The annual report, recapping the fiscal year for the province was unveiled on Thursday morning and showed a third-straight balanced budget and surplus. 

According to the report, the province ended this financial year with a $4.3 billion surplus after receiving just over $74 billion in revenue, up from the budgeted $70 billion. 

Money from non-renewable resource revenue was about $19 billion, with $15 billion coming from personal income tax and $7 billion from corporate income tax. All three of those numbers were more than projected in the 2023 Budget. 

“Our government has kept its promise to balance our budget and provide Albertans the services and supports they need,” said Minister of Finance Nate Horner. “We will keep building opportunity so that our children and grandchildren can continue to benefit, grow and share in the province’s prosperity.” 

As for expenses, the province reported a rise in the money spent on operating costs, health care, and K-12 education.

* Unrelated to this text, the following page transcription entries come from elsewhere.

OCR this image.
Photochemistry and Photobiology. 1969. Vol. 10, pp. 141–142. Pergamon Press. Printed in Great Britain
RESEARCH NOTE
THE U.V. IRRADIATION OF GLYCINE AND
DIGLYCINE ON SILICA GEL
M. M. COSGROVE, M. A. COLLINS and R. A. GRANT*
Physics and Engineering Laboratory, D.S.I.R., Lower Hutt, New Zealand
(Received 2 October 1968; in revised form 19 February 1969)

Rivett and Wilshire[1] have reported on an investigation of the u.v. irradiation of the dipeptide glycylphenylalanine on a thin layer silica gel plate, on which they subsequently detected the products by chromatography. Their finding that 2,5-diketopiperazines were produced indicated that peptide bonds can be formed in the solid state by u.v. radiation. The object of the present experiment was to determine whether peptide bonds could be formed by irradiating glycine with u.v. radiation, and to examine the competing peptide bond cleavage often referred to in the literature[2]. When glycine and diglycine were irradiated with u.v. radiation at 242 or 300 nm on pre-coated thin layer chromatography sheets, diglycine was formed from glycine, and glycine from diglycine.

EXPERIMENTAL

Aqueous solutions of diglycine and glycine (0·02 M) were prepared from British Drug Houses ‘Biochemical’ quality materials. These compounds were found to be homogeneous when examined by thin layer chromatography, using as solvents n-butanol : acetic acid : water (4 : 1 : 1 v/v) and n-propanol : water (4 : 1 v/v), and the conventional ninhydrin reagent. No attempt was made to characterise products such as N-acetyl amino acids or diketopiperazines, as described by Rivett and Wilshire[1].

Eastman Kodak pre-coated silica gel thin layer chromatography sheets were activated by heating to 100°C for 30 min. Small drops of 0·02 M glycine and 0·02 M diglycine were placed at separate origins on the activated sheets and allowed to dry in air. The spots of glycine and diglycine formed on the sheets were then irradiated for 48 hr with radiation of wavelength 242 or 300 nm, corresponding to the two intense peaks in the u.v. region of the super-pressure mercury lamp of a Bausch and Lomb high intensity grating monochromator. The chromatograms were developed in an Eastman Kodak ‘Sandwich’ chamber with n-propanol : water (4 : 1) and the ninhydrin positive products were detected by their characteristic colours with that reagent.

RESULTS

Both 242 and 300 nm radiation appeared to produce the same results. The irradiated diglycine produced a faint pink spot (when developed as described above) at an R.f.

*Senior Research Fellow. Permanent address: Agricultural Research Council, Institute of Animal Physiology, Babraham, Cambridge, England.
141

The numbers for health care, education, and post-secondary saw increases of $632 million, $42 million and $454 million respectively. 

A graph of the year end financials for the Province of Alberta (Government of Alberta)(Government of Alberta)

While corporate income tax was $1.1 billion more than forecasted, it was $1.1 billion less than in 2022-23, mainly because of softer corporate profits and weaker commodity prices. The province also reported $12.3 billion in federal transfers from a larger health transfer based on the province’s growing population and increases in agricultural support and funding for the federal-provincial child-care agreement. 

Horner said the government is committed to paying down debt and is allocating $3.7 billion to debt repayment, with $1.7 billion repaid in 2023-24 and another $2 billion debt due in 2024-25. 

Taxpayer-supported debt was $81.8 billion as of March 31 of this year, with debt servicing costs registering $301 million higher than estimated from the 2023 Budget. 

Another $2 billion in surplus has been set aside to grow the Alberta Heritage Fund for the coming year. 

While the UCP government is praising another annual surplus, the Opposition pointed out flaws in the report. 

Samir Kayande, Alberta NDP Critic for Finance, pointed out that the report did not offer tax breaks for Alberta residents and that the increase in spending did nothing to help the healthcare and education sectors.

“Danielle Smith increased spending by $5.9 billion while kids experience ever-increasing class sizes and just one new school under construction in Calgary. Cancer patients aren’t getting treatment because of a lack of oncologists," he said.

"There are 29 partially closed hospitals across Alberta today. A rural community health centre is slated to close permanently at the end of this week. Our schools and post-secondaries are overcrowded and underfunded. Albertans are squeezed between rising prices and the lowest wage growth in Canada."

The fiscal report came out just two days after Statistics Canada showed that the country's inflation rate ticked up to 2.9 per cent in May. Alberta's remained unchanged at 3 per cent, and it's been higher than the national rate for the last five months.